We Need Good Samaritans
When I was younger, once or twice a week my parents and I would take time out of our hectic and stressful D.C. lives and watch tv together. They were the rare moments when all the things that didn’t go right with life melted away. A famous escape of ours was the show "Seinfeld," — one of the most acclaimed sitcoms of all time. Its finale was watched by 76.3 million people — the fourth highest in television history. In it, the characters witness someone getting car-jacked at gunpoint and rather than help they are recorded making fun of it. They’re then subsequently arrested for violated the “Good Samaritan law” of the small town they happen to be visiting. The ensuing court case brings in nine-seasons of characters, all testifying to the narcissistic and selfish nature of these four friends, ultimately landing them in jail. Its satiric humor was oddly sobering.
Just five years earlier, the National Holocaust Memorial opened. I remember going for the first time and reading the inscription on its stone monument at the museum’s entrance. It was a 1946 post-war confession by a German Lutheran Pastor, Martin Niemoller.
“First they came for the Communists and I did not speak out because I was not a Communist. Then they came for the Socialists and I did not speak out because I was not a Socialist. Then they came for the trade unionists and I did not speak out because I was not a trade unionist. Then they came for the Jews and I did not speak out because I was not a Jew. Then they came for me and there was no one left to speak out for me.”
As a child I didn’t know what communists, trade unionists, and socialists were. But I understood Niemoller’s confession. It wasn’t my problem, until it was. It wasn’t too late, until it was.
My Detroit born-and-raised Jewish father, the son of a grocery-store employee, made sure to teach me that it was Jewish lawyers who stood with their Black brothers and sisters in the Civil Rights movement. In college, I remember participating in the national holocaust memorial day activity of reading names of the deceased. For 20 hours students, alumni, staff and faculty read the names of those killed by the Nazis. And during seminary in Church History, I was taught that it was the members of the Early Church that rescued babies abandoned on the Roman walls.
From spiritual wisdom to scripted television, we know what the universe begs of us. It wants us to see each other as more than just strangers. Whether you call it sin or selfishness, from international tragedies to violent domestic antisemitism, we are all witnesses to ‘Good Samaritan’ failures. We cannot pretend we don’t see ridicule, harassment, and hate. As a child I wondered if I had the strength to stand up like Dietrich Bonhoffer and Martin Niemoller. As an Episcopal priest I wonder if I would be willing to die for my faith like Saints Peter and Paul.
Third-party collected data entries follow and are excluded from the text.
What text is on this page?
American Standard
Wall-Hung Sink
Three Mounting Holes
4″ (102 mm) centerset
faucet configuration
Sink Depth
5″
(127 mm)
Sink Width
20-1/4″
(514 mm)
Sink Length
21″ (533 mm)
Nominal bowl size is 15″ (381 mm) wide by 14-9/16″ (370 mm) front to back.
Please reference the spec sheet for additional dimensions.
What I know, is that when I visit the hospital, I see nurses caring for the sick. When I perform funerals, I see families and friends mourn the loss of a loved one. I don’t know any of their backgrounds, beliefs or voting preferences. I just see good people standing with other good people who are hurting. I see God’s teaching living out in one another.
Even if Good Samaritan laws aren’t real, their lesson about human survival is. If we aren’t there for the survival of each other, then there won’t be anyone to be there for us.